Teaching engineering to children too young to understand what the profession really is or even too young to learn how to spell the word might seem odd. However, teaching engineering to children as early as kindergarten reinforces math and science skills. Including engineering in elementary school promotes critical thinking, creativity and intellectual risk taking.
  1. Engineering Design Process

    • The scientific method includes a hypothesis, creating an experiment to prove the hypothesis and collecting observations of the experiment to either prove it or disprove it. Similarly, engineers have a model. It includes asking, imagining, planning, creating and improving in order to achieve a goal. For young students, using this model introduces how engineering problems are solved. Use this with age-appropriate and practical problems like how to balance a wobbly classroom desk or how to reach something on a high shelf. This introduces the students to the engineering process.

    Integrate Engineering into Other Curricula

    • Math and science are the easiest subjects to connect to engineering, but other subjects can connect to engineering, too. In physical education, students can be challenged to explore a particular physical disability and come up with a way around it by building something. For instance, how can someone climb who has a disability affecting one arm? How can someone participate in a basketball game when in a wheelchair? In art, students can be challenged to draw something as an engineer would draw it rather than an artist. In reading students can read stories about engineering projects like the building of the Brooklyn Bridge.

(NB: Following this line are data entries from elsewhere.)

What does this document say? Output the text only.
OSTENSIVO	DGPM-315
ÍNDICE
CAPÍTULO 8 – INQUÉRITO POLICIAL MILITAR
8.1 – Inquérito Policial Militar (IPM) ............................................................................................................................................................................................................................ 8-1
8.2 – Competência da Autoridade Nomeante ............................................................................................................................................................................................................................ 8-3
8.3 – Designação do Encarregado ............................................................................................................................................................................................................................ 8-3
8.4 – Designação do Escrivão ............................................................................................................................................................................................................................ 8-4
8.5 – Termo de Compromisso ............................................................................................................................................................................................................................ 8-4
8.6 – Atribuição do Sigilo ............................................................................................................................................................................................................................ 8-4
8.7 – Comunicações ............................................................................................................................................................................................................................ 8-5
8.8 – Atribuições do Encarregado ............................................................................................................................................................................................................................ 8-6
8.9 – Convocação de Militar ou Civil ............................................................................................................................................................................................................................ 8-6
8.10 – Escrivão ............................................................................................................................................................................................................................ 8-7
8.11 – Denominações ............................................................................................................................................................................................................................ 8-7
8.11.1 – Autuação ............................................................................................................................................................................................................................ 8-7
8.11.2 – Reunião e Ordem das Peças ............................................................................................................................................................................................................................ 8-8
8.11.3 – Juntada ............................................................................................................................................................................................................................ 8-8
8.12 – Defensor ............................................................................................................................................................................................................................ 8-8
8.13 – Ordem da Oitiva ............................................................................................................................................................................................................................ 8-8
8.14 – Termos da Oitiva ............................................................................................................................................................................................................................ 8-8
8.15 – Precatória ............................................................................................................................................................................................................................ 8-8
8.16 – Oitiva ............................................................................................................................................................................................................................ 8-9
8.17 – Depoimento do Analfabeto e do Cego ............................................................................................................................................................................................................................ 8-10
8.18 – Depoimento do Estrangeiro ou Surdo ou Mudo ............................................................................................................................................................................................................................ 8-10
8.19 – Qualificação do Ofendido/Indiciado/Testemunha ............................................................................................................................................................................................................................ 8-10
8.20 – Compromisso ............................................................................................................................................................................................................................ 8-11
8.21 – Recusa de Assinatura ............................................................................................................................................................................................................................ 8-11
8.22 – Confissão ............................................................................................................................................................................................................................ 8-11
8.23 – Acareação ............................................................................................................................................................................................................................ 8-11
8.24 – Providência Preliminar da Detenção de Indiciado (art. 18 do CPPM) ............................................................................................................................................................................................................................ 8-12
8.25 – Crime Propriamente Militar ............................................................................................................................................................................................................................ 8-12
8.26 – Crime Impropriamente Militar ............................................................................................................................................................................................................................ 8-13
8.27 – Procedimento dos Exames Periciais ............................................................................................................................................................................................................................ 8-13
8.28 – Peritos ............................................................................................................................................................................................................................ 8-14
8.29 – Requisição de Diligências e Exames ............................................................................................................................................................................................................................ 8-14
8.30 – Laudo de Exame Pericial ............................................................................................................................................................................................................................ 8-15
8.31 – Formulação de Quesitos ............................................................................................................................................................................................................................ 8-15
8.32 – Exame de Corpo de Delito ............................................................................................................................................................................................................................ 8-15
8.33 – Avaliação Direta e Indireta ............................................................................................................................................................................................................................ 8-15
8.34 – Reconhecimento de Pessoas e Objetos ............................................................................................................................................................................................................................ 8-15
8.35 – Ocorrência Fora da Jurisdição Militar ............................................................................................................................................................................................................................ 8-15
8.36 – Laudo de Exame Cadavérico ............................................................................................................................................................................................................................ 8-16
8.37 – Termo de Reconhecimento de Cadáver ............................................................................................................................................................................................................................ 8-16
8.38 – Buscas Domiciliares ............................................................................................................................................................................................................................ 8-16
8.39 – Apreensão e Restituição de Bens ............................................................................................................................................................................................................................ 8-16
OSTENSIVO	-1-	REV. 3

    Kids Love to Build Things

    • Out of their natural curiosity, young students like to build things and take things apart. What they don't know is that they are actually working like engineers. Notice when students are working on building something or trying to figure out how something works. Make the point to the students that their activities are really "engineering." Encourage them to find other ways to explore, build and take apart. This can be as easy as model-making or even playing with blocks for very young children.

    Find Projects

    • There are almost limitless projects that young people can take on to learn about engineering. Consider finding one or two projects as extra curricula work for a science class or math class. In a geometry lesson, consider introducing a lesson about the building of a skyscraper or the ancient pyramids. In biology or chemistry, introduce the bio-engineering involved in the cloning process or from stem cell research. You can chose from numerous actual engineering projects and find ways to bring them back to a particular subject.